Two scientists at the Johns Hopkins University School of Medicine have unraveled aspects of how DNA organizes and preserves genetic information. Newly published research by Cynthia Wolberger, Ph.D., and James Berger, Ph.D., whose labs sit side by side, takes a closer look at how the puzzle pieces of DNA machinery fit together.
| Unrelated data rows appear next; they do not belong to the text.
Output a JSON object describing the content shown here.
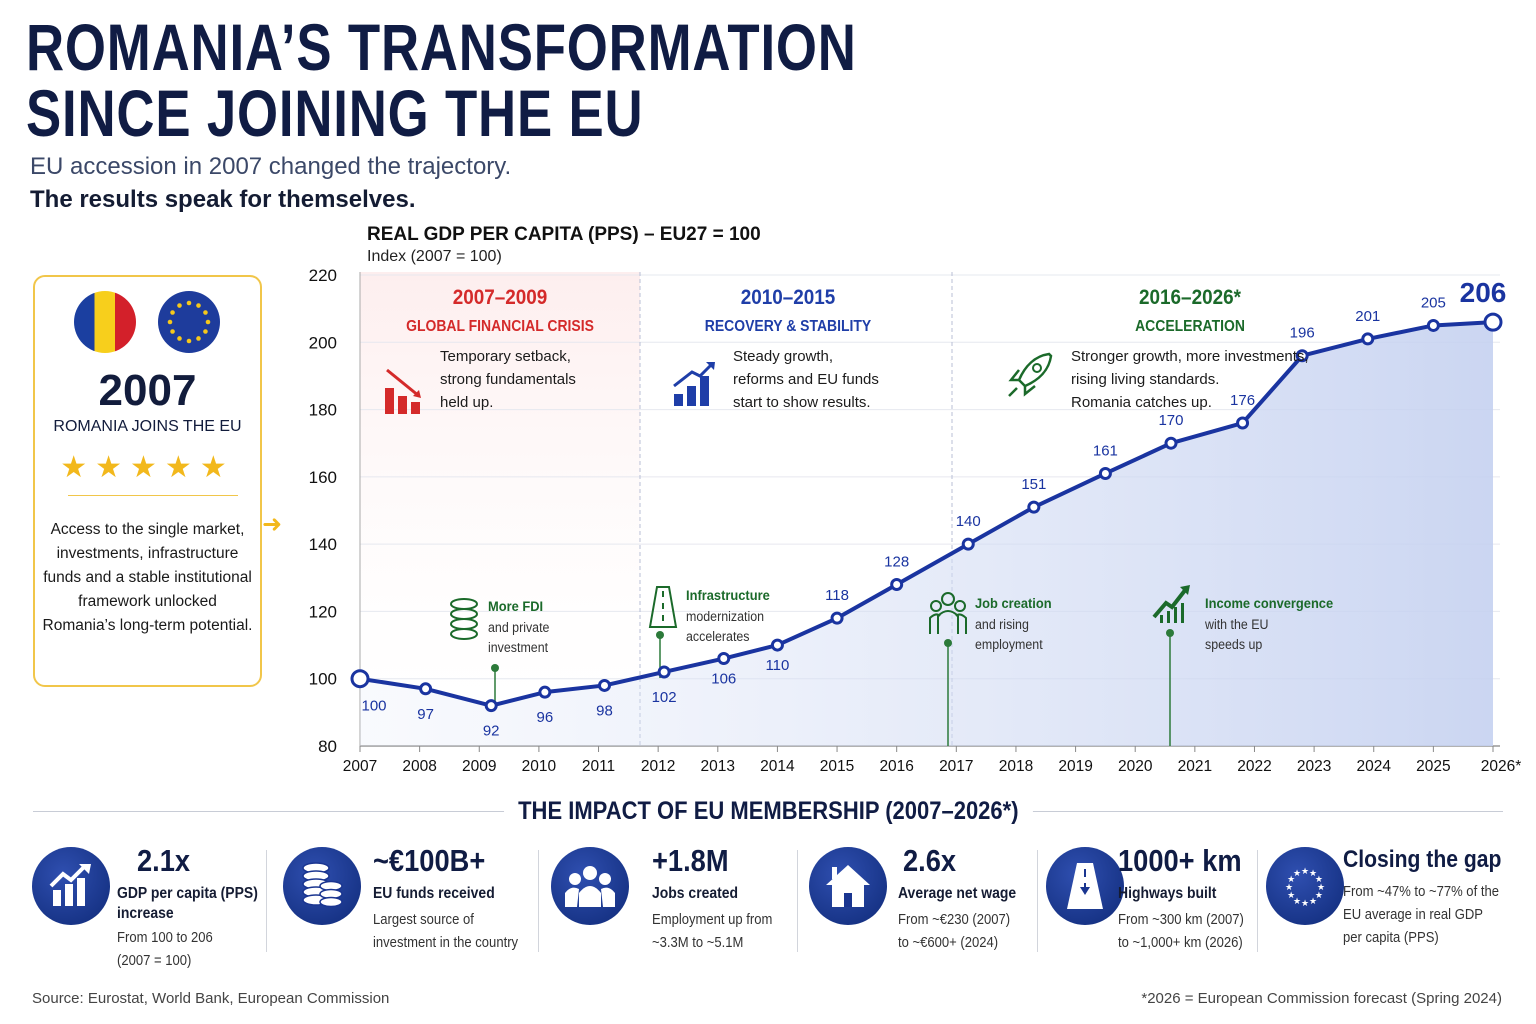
{
  "header": {
    "title_line1": "ROMANIA’S TRANSFORMATION",
    "title_line2": "SINCE JOINING THE EU",
    "subtitle1": "EU accession in 2007 changed the trajectory.",
    "subtitle2": "The results speak for themselves."
  },
  "card": {
    "year": "2007",
    "subtitle": "ROMANIA JOINS THE EU",
    "stars": "★★★★★",
    "body": "Access to the single market, investments, infrastructure funds and a stable institutional framework unlocked Romania’s long-term potential.",
    "flags": [
      "romania-flag-icon",
      "eu-flag-icon"
    ]
  },
  "phases": [
    {
      "years": "2007–2009",
      "name": "GLOBAL FINANCIAL CRISIS",
      "text": [
        "Temporary setback,",
        "strong fundamentals",
        "held up."
      ],
      "color": "#d42a2a",
      "icon": "declining-bar-chart-icon"
    },
    {
      "years": "2010–2015",
      "name": "RECOVERY & STABILITY",
      "text": [
        "Steady growth,",
        "reforms and EU funds",
        "start to show results."
      ],
      "color": "#1f3ea8",
      "icon": "rising-bar-chart-icon"
    },
    {
      "years": "2016–2026*",
      "name": "ACCELERATION",
      "text": [
        "Stronger growth, more investments,",
        "rising living standards.",
        "Romania catches up."
      ],
      "color": "#1b6a2a",
      "icon": "rocket-icon"
    }
  ],
  "annotations": [
    {
      "title": "More FDI",
      "text": [
        "and private",
        "investment"
      ],
      "icon": "coins-icon"
    },
    {
      "title": "Infrastructure",
      "text": [
        "modernization",
        "accelerates"
      ],
      "icon": "road-icon"
    },
    {
      "title": "Job creation",
      "text": [
        "and rising",
        "employment"
      ],
      "icon": "people-icon"
    },
    {
      "title": "Income convergence",
      "text": [
        "with the EU",
        "speeds up"
      ],
      "icon": "growth-arrow-icon"
    }
  ],
  "chart_data": {
    "type": "line",
    "title": "REAL GDP PER CAPITA (PPS) – EU27 = 100",
    "subtitle": "Index (2007 = 100)",
    "x": [
      2007,
      2008.1,
      2009.2,
      2010.1,
      2011.1,
      2012.1,
      2013.1,
      2014,
      2015,
      2016,
      2017.2,
      2018.3,
      2019.5,
      2020.6,
      2021.8,
      2022.8,
      2023.9,
      2025,
      2026
    ],
    "values": [
      100,
      97,
      92,
      96,
      98,
      102,
      106,
      110,
      118,
      128,
      140,
      151,
      161,
      170,
      176,
      196,
      201,
      205,
      206
    ],
    "ylim": [
      80,
      220
    ],
    "yticks": [
      "80",
      "100",
      "120",
      "140",
      "160",
      "180",
      "200",
      "220"
    ],
    "xticks": [
      "2007",
      "2008",
      "2009",
      "2010",
      "2011",
      "2012",
      "2013",
      "2014",
      "2015",
      "2016",
      "2017",
      "2018",
      "2019",
      "2020",
      "2021",
      "2022",
      "2023",
      "2024",
      "2025",
      "2026*"
    ],
    "grid": true,
    "line_color": "#1a34a0",
    "highlight_label": "206"
  },
  "impact": {
    "title": "THE IMPACT OF EU MEMBERSHIP (2007–2026*)",
    "stats": [
      {
        "value": "2.1x",
        "label": [
          "GDP per capita (PPS)",
          "increase"
        ],
        "detail": [
          "From 100 to 206",
          "(2007 = 100)"
        ],
        "icon": "growth-chart-icon"
      },
      {
        "value": "~€100B+",
        "label": [
          "EU funds received"
        ],
        "detail": [
          "Largest source of",
          "investment in the country"
        ],
        "icon": "coins-stack-icon"
      },
      {
        "value": "+1.8M",
        "label": [
          "Jobs created"
        ],
        "detail": [
          "Employment up from",
          "~3.3M to ~5.1M"
        ],
        "icon": "people-group-icon"
      },
      {
        "value": "2.6x",
        "label": [
          "Average net wage"
        ],
        "detail": [
          "From ~€230 (2007)",
          "to ~€600+ (2024)"
        ],
        "icon": "house-icon"
      },
      {
        "value": "1000+ km",
        "label": [
          "Highways built"
        ],
        "detail": [
          "From ~300 km (2007)",
          "to ~1,000+ km (2026)"
        ],
        "icon": "highway-icon"
      },
      {
        "value": "Closing the gap",
        "label": [],
        "detail": [
          "From ~47% to ~77% of the",
          "EU average in real GDP",
          "per capita (PPS)"
        ],
        "icon": "eu-stars-icon"
      }
    ]
  },
  "footer": {
    "source": "Source: Eurostat, World Bank, European Commission",
    "note": "*2026 = European Commission forecast (Spring 2024)"
  }
}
NEW STUDY UNCOVERS UNEXPECTED CHANGE IN DNA ORGANIZATION
To turn genes in DNA “on” and “off,” enzymes in cells must interact with nucleosomes, which are complexes containing proteins that allow cells to organize their DNA. One such enzyme, Dot1L, is mutated in mixed lineage leukemia, a form of childhood leukemia.
A small protein tag called ubiquitin must first be attached to nucleosomes in order to help recruit Dot1L. However, how the Dot1L enzyme physically connects with the nucleosome or with the ubiquitin tag was not clear until Cynthia Wolberger, Ph.D., professor of biophysics and biophysical chemistry at the Johns Hopkins University School of Medicine, and Evan Worden, Ph.D., a postdoctoral fellow in her lab, used an imaging tool called cryogenic electron microscopy (cryo-EM) to freeze molecules in a nucleosome and Dot1L to see how the two interact.
What they found in the study, which was published in February in Cell, was unexpected: Dot1L changes the shape of the nucleosome to bind more closely with the Dot1L enzyme.
The high-resolution images taken with cryo-EM revealed a dramatic never-before-seen change in the core of the nucleosome. As Dot1L connected, a tail from the center of the nucleosome swung up to secure the enzyme to its surface, causing a cascade of other changes in the nucleosome’s structure.